The Financing Agreement contains customary representations and warranties of the Company and the Guarantors. These representations and warranties have been made solely for the benefit of the Agent and the lenders party to the Financing Agreement and such representations and warranties should not be relied on by any other person, including investors. In addition, such representations and warranties (i) have been qualified by disclosures made to the Agent and the lenders in connection with the agreement, (ii) are subject to the materiality standards contained in the agreement which may differ from what may be viewed as material by investors and (iii) were made only as of the date of the agreement or such other date as is specified in the agreement.

In conjunction with obtaining the Financing Agreement, the Company paid $2.0 million in debt issuance costs and lenders fees. These costs have been allocated amongst each of the Initial Term Loan, Delayed Draw Term Loan, and Revolving Credit Facility and are being amortized over the life of the Financing Agreement. Capitalized debt issuance costs attributable to the Delayed Draw Term Loan and Revolving Credit Facility are included in other long-term assets, net of accumulated amortization, whereas capitalized debt issuance costs associated with the Initial Term Loan are recognized as a direct reduction of the outstanding indebtedness. As of December 31, 2023, and December 31, 2022, debt issuance costs associated with all credit facilities (whether the Financing Agreement or the Prior Credit Agreement), net of accumulated amortization, were $1.9 million and $0.7 million, respectively. Debt issuance costs amortized or expensed totaled $1.3 million, $0.4 million, and $0.4 million for each of the years ended December 31, 2023, 2022, and 2021, respectively.

Prior Credit Agreement

As disclosed above, on October 25, 2019, the Company, and certain of its wholly-owned subsidiaries (collectively with the Company, the “Borrowers”), as borrowers, and certain material subsidiaries of the Company as guarantors, entered into the Prior Credit Agreement with JPMorgan Chase Bank, N.A. (“JPMorgan”), as Administrative Agent, and certain lender parties thereto. The Prior Credit Agreement provided for a $300.0 million secured revolving credit facility, amending and restating the revolving credit facility that previously existed with such lenders. The Prior Credit Agreement had a maturity date of October 25, 2024. On March 1, 2023, the Amended Credit Agreement and the Facility were amended to replace London Inter-Bank Offered Rate ("LIBOR")-based pricing with Secured Overnight Financing Rate ("SOFR")-based pricing.

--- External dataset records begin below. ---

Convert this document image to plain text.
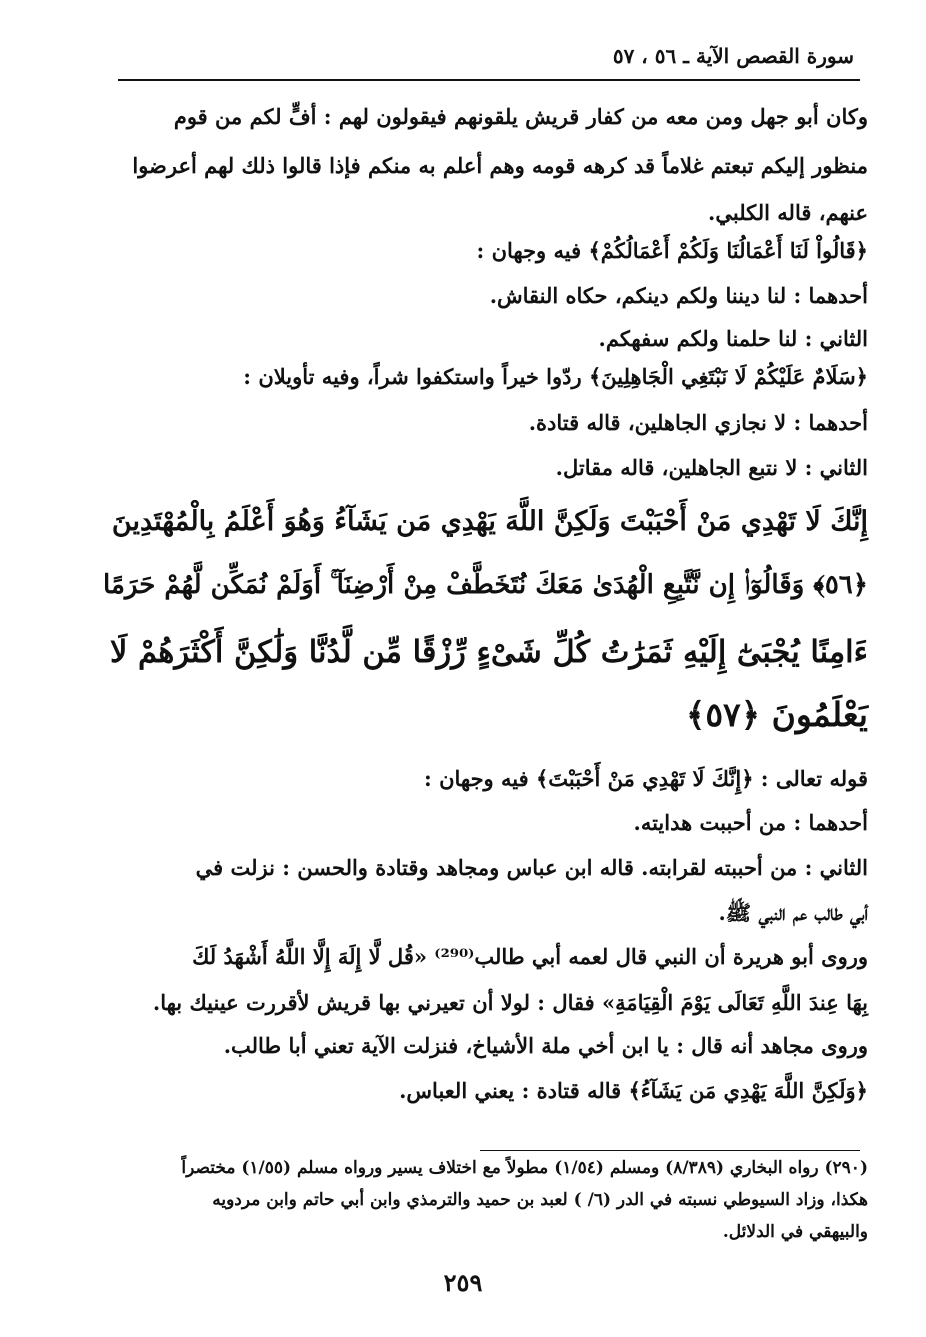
سورة القصص الآية ـ ٥٦ ، ٥٧
وكان أبو جهل ومن معه من كفار قريش يلقونهم فيقولون لهم : أفٍّ لكم من قوم
منظور إليكم تبعتم غلاماً قد كرهه قومه وهم أعلم به منكم فإذا قالوا ذلك لهم أعرضوا
عنهم، قاله الكلبي.
﴿قَالُواْ لَنَا أَعْمَالُنَا وَلَكُمْ أَعْمَالُكُمْ﴾ فيه وجهان :
أحدهما : لنا ديننا ولكم دينكم، حكاه النقاش.
الثاني : لنا حلمنا ولكم سفهكم.
﴿سَلَامٌ عَلَيْكُمْ لَا نَبْتَغِي الْجَاهِلِينَ﴾ ردّوا خيراً واستكفوا شراً، وفيه تأويلان :
أحدهما : لا نجازي الجاهلين، قاله قتادة.
الثاني : لا نتبع الجاهلين، قاله مقاتل.
إِنَّكَ لَا تَهْدِي مَنْ أَحْبَبْتَ وَلَكِنَّ اللَّهَ يَهْدِي مَن يَشَآءُ وَهُوَ أَعْلَمُ بِالْمُهْتَدِينَ
﴿٥٦﴾ وَقَالُوٓا۟ إِن نَّتَّبِعِ الْهُدَىٰ مَعَكَ نُتَخَطَّفْ مِنْ أَرْضِنَآ ۚ أَوَلَمْ نُمَكِّن لَّهُمْ حَرَمًا
ءَامِنًا يُجْبَىٰٓ إِلَيْهِ ثَمَرَٰتُ كُلِّ شَىْءٍ رِّزْقًا مِّن لَّدُنَّا وَلَٰكِنَّ أَكْثَرَهُمْ لَا
يَعْلَمُونَ ﴿٥٧﴾
قوله تعالى : ﴿إِنَّكَ لَا تَهْدِي مَنْ أَحْبَبْتَ﴾ فيه وجهان :
أحدهما : من أحببت هدايته.
الثاني : من أحببته لقرابته. قاله ابن عباس ومجاهد وقتادة والحسن : نزلت في
أبي طالب عم النبي ﷺ.
وروى أبو هريرة أن النبي قال لعمه أبي طالب⁽²⁹⁰⁾ «قُل لَّا إِلَهَ إِلَّا اللَّهُ أَشْهَدُ لَكَ
بِهَا عِندَ اللَّهِ تَعَالَى يَوْمَ الْقِيَامَةِ» فقال : لولا أن تعيرني بها قريش لأقررت عينيك بها.
وروى مجاهد أنه قال : يا ابن أخي ملة الأشياخ، فنزلت الآية تعني أبا طالب.
﴿وَلَكِنَّ اللَّهَ يَهْدِي مَن يَشَآءُ﴾ قاله قتادة : يعني العباس.
(٢٩٠) رواه البخاري (٨/٣٨٩) ومسلم (١/٥٤) مطولاً مع اختلاف يسير ورواه مسلم (١/٥٥) مختصراً
هكذا، وزاد السيوطي نسبته في الدر (٦/ ) لعبد بن حميد والترمذي وابن أبي حاتم وابن مردويه
والبيهقي في الدلائل.
٢٥٩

On June 13, 2023, the Company entered into a Limited Consent, Limited Waiver and Second Amendment to the Original Credit Agreement (the "Consent and Amendment"). Under the terms of the Consent and Amendment, the parties agreed to reduce the size of the secured revolving credit facility, off of which certain fees are based, from $300.0 million to $175.0 million, and to increase the applicable interest rate in certain circumstances.

On January 3, 2023, the Company borrowed $30.0 million for working capital purposes, including to fund certain Merger-related expenses, under the Prior Credit Agreement. Subsequently, the Company borrowed an additional $49.0 million to fund working capital needs whereby, as of the effective date of the Financing Agreement, the Company had $79.0 million in principal amount of borrowings outstanding under the Prior Credit Agreement. In connection with entering into the Financing Agreement, the Company repaid in full all amounts outstanding and terminated all commitments under the Prior Credit Agreement.

Italian Line of Credit

The Company has an unused available Italian line of credit of €5.5 million ($6.1 million and $5.9 million) at December 31, 2023, and 2022, respectively. This unsecured line of credit provides the Company the option to borrow amounts in Italy at interest rates determined at the time of borrowing.